A partir do referido normativo e dos factos integrantes da causa de pedir e do pedido formulados pela agravante, entenderam as instâncias que o objecto da acção se cinge à delimitação da responsabilidade da agravante e da agravada directamente emergente do acidente de trabalho sofrido pelo empregado da segunda.
A causa de pedir é facto jurídico concreto integrante das normas de direito substantivo que concedem o direito, e o pedido a pretensão formulada pelo autor ou pelo reconvinte com vista à realização daquele direito ou à sua salvaguarda (artigos 3º e 498º, n.º 4, do Código de Processo Civil).
Ao invés do que foi entendido nas instâncias, o objecto da acção não se cinge à delimitação da responsabilidade da agravante e da agravada pela reparação do acidente de trabalho sofrido pelo empregado da segunda.
Com efeito, conforme resulta da factualidade articulada pela agravante na petição inicial, a responsabilidade dela, no confronto com a agravada, foi delimitada no processo especial de acidente laboral, e operada a sua condenação na realização de 36,32% do direito de indemnização do sinistrado, que cumpriu.
Embora também com base no disposto na Base L da Lei n.º 2127, de 3 de Agosto, o que a agravante visa realizar com a acção é o direito de regresso contra a agravada na medida do que a mais pagou por virtude do contrato de seguro desrespeitado pela agravada ao comunicar o salário do trabalhador que foi sinistrado em montante inferior ao real.

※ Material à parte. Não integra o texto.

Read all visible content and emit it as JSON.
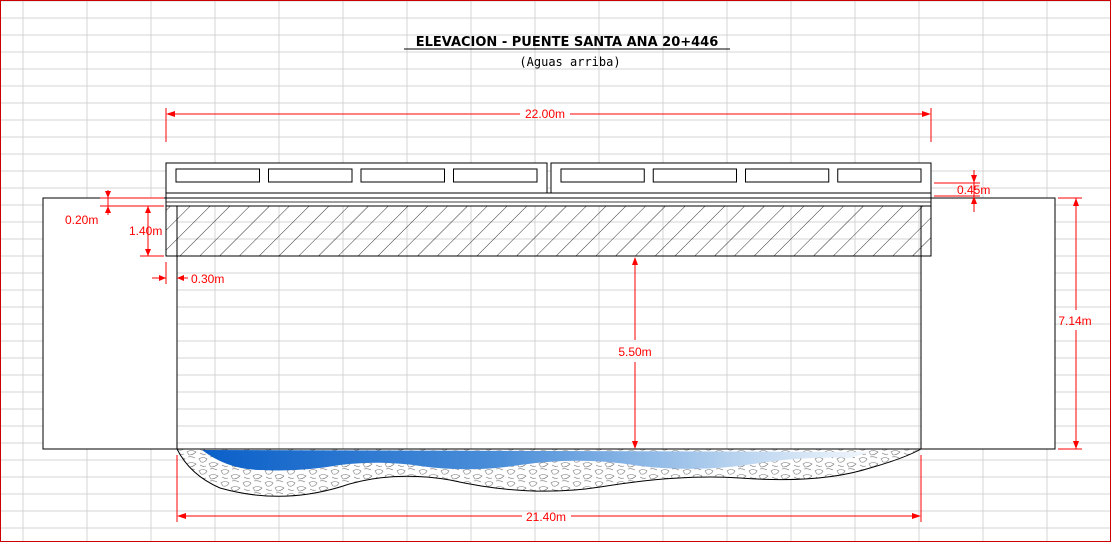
{
  "drawing": {
    "title": "ELEVACION - PUENTE SANTA ANA 20+446",
    "subtitle": "(Aguas arriba)"
  },
  "dimensions": {
    "deck_length": "22.00m",
    "railing_height": "0.45m",
    "slab_top": "0.20m",
    "beam_depth": "1.40m",
    "bearing_offset": "0.30m",
    "clearance": "5.50m",
    "abutment_height": "7.14m",
    "span": "21.40m"
  },
  "colors": {
    "dimension": "#ff0000",
    "line": "#000000",
    "grid": "#d4d4d4",
    "border": "#cc0000",
    "water_dark": "#0a5fc8",
    "water_light": "#eaf2fb"
  }
}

Trata-se, pois, de uma relação jurídica autónoma da decorrente do acidente de trabalho, embora com ela conexa em termos de posteridade.
2.
A incompetência de um tribunal para conhecer de determinada acção é uma situação de nexo negativo que decorre da circunstância de os critérios determinativos da competência lhe não atribuírem a medida de jurisdição suficiente para o efeito.

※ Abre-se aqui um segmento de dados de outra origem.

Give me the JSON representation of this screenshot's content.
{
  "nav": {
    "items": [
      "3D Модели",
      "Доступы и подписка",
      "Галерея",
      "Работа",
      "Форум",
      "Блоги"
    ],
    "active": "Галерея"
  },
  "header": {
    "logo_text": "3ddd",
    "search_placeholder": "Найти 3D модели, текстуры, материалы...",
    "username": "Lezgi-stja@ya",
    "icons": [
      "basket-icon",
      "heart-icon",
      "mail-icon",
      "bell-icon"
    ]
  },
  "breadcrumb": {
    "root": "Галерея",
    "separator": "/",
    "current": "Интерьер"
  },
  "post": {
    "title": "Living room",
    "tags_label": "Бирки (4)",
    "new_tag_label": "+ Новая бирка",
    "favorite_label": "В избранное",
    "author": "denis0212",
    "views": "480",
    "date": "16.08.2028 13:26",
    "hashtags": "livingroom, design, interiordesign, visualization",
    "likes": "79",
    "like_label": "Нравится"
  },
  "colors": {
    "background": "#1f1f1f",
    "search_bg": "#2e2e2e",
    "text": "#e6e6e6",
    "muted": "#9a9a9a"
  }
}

A medida da jurisdição interna dos tribunais distingue-se em competência em razão do território, da hierarquia e da matéria.
A competência material dos tribunais para as causas de natureza cível resulta de normas de atribuição directa ou indirecta, nesta última situação por via da afectação das causas que não sejam afectas a outros tribunais (artigos 211º, n.º 1, da Constituição e 18º, n.º 1, da Lei de Organização e Funcionamento dos Tribunais Judiciais - LOFTJ).
A vertente da competência jurisdicional em razão da matéria é delineada por via da sua distribuição por lei à pluralidade de tribunais inseridos no mesmo plano horizontal (artigo 18º, n.º 2, da LOFTJ).
Consoante a matéria das causas que lhe são atribuídas, distinguem-se os tribunais de 1ª instância em tribunais de competência genérica, a quem compete julgar as causas não atribuídas a outro tribunal, o que constitui a regra, e tribunais de competência especializada simples ou mista, que conhecem de determinadas matérias (artigos 64º, n.º 2, e 77º, n.º 1, alínea a), da LOFTJ).
Entre os tribunais de competência especializada contam-se os tribunais do trabalho (artigo 78º,alínea d), da Lei de Organização e Funcionamento dos Tribunais Judiciais - LOFTJ).
O nexo de competência fixa-se no momento da propositura da acção, sendo irrelevantes as modificações de facto que ocorram posteriormente (artigo 22º, n.º 1, da LOFTJ).
Para determinação da competência do tribunal em razão da matéria importa ter em linha de conta, além do mais, a estrutura do objecto do processo, envolvida pela causa de pedir e pelo pedido formulados na acção, no momento em que a mesma é intentada, independentemente da natureza estritamente civil ou laboral das normas jurídicas aplicáveis.
3.
A lei prescreve competir aos tribunais do trabalho em matéria cível, além do mais que aqui não releva, conhecer, por um lado, das questões emergentes de acidentes de trabalho e doenças profissionais.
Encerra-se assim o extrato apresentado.